En China, me impresionó la omnipresencia póstuma de Mao: en los billetes, en pósteres, e incluso en camisetas. Es astuto por parte del partido construir un culto en torno a un cadáver: ya no puede seguir masacrando a millones de personas.
Pero los cultos a la personalidad requie¬ren que los medios estén amordazados. Una vez que los medios son libres, la gente empieza a gritar que el emperador está desnudo. Eso es lo que le ocurrió a Hosni Mubarak. Algunos egipcios realmente pensaban que había corrupción, pese a Mubarak: si él hubiera sabido lo que estaba ocurriendo, lo habría impedido.

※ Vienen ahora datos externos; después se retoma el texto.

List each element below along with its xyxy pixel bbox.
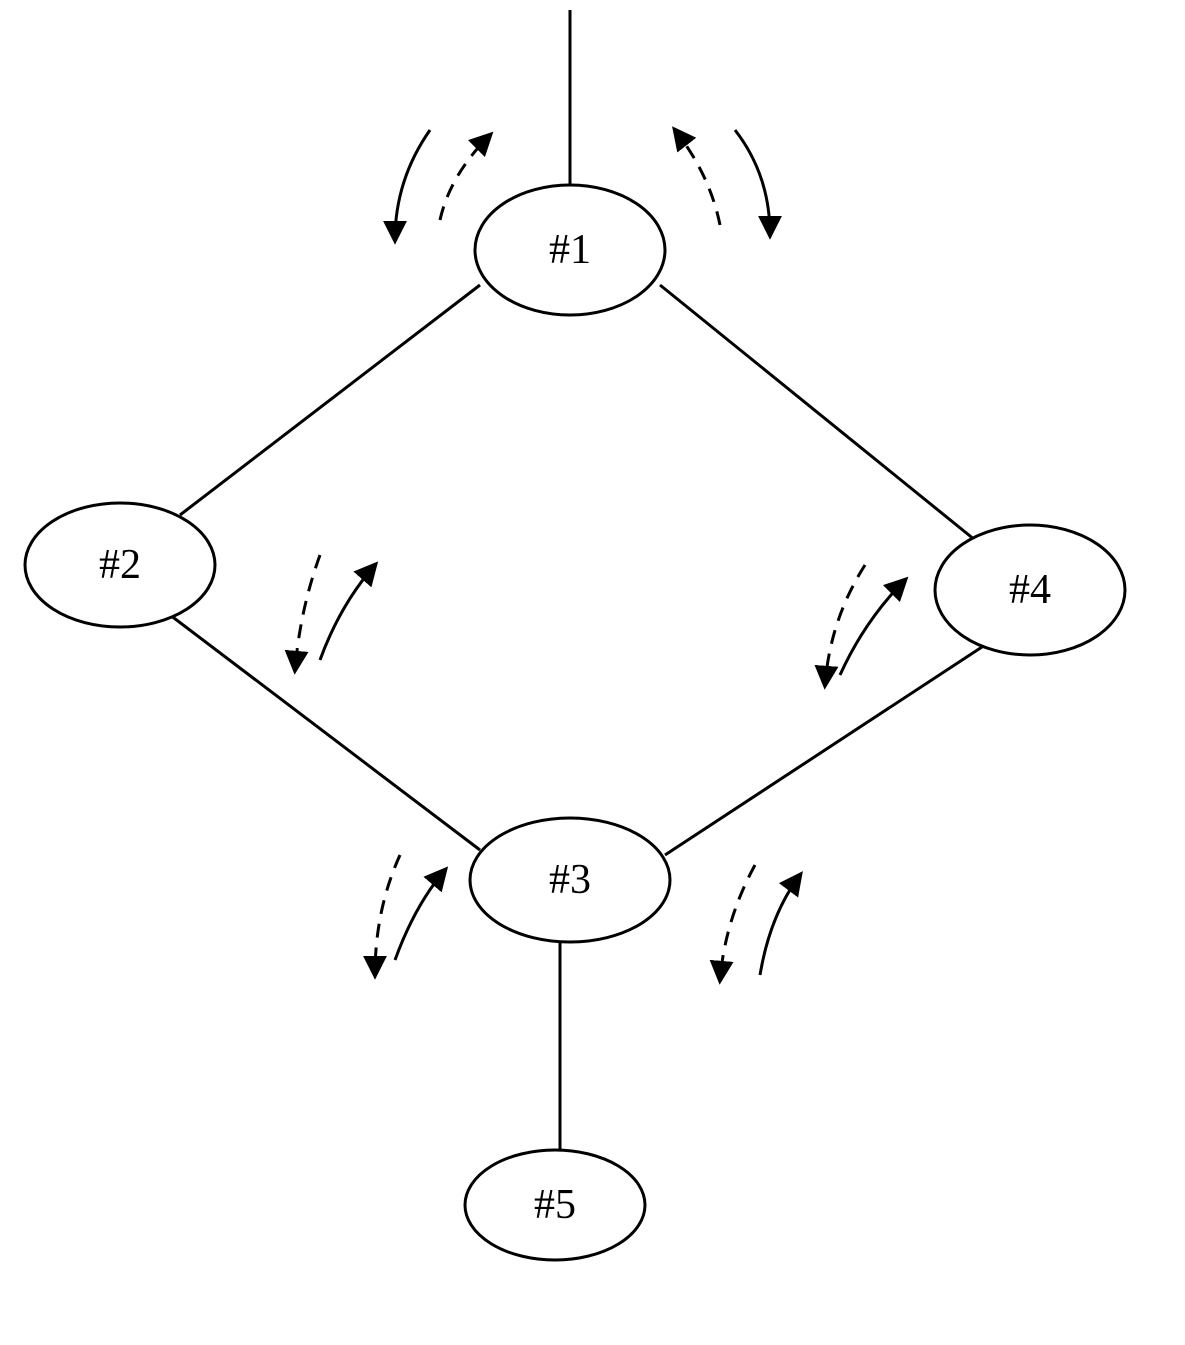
flow-arrow-dashed [295, 555, 320, 670]
node-label-n4: #4 [1009, 566, 1051, 614]
nodes-group [25, 185, 1125, 1260]
flow-arrow-solid [395, 870, 445, 960]
edge [665, 645, 985, 855]
diagram-svg [0, 0, 1185, 1345]
node-label-n1: #1 [549, 226, 591, 274]
flow-arrow-dashed [440, 135, 490, 220]
edge [660, 285, 975, 540]
edge [180, 285, 480, 515]
flow-arrow-solid [320, 565, 375, 660]
flow-arrow-solid [735, 130, 770, 235]
node-label-n2: #2 [99, 541, 141, 589]
edges-group [170, 10, 985, 1150]
flow-arrow-dashed [720, 865, 755, 980]
flow-arrow-dashed [675, 130, 720, 225]
flow-arrow-solid [760, 875, 800, 975]
flow-arrow-solid [395, 130, 430, 240]
node-label-n3: #3 [549, 856, 591, 904]
node-label-n5: #5 [534, 1181, 576, 1229]
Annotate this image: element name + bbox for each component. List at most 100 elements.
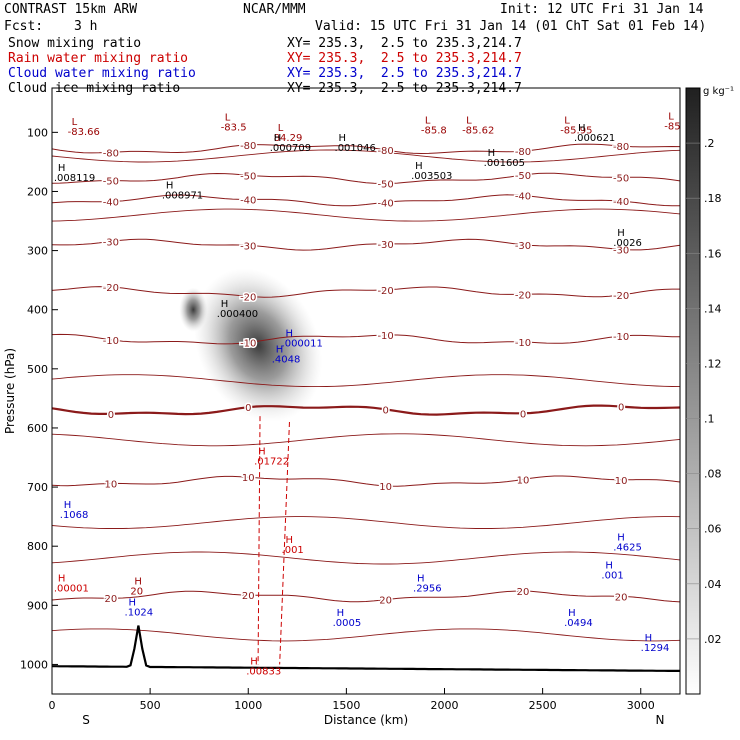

Pero por alguna razón, a partir de 2005, Mubarak liberó en parte los medios. Inevitablemente, la gente empezó a gritar que el emperador estaba desnudo.
En septiembre, por ejemplo, los bloguers pescaron al principal periódico manejado por el estado, Al-Ahram, adulterando la imagen de Mubarak en una foto. La imagen original había mostrado al presidente Barack Obama caminando delante de otros líderes que participaban en las llamadas “conversaciones de paz de Medio Oriente”, con Mubarak en algún sitio, más hacia un costado. En la foto adulterada, Mubarak encabezaba el grupo.
Cuando los críticos escarnecieron la foto, el editor del periódico sólo pudo responder que había sido “una foto expresionista” para hacer evidente el liderazgo de Mubarak. Así, Mubarak quedó como un tonto. En realidad, resultó ser una actitud positiva.
En la actualidad, el ex superhombre suele ser descripto como un envejecido criminal fugitivo, con cabello teñido. De hecho, está aprendiendo cómo es la vida para los gobernantes de las democracias. Los medios libres no se dedican a promover el culto a la personalidad.
En cambio, consideran que su deber es menoscabar al líder todos los días. Recuerden al periodista británico que en una cumbre importante le preguntó a Tony Blair: “¿Tiene sangre en las manos, primer ministro?”. Los británicos nunca veneraron ni siquiera a Winston Churchill, y en cambio lo depusieron de su cargo al fin de la Segunda Guerra, en 1945.
Feliz es la tierra que no tiene necesidad de héroes. Mientras mucha gente que vive bajo una dictadura se aferra a su dictador porque ninguna otra cosa funciona, la gente de las democracias suele sentir que su líder obstruye el fluido funcionamiento del país. Como dicen los científicos políticos: instituciones débiles, líder fuerte; instituciones fuertes, líder débil. Si Egipto llega a ser libre, dentro de algunos años muchos egipcios echarán de menos a Mubarak y montarán protestas en la plaza Tahrir contra el tonto corrupto que ellos mismos eligieron.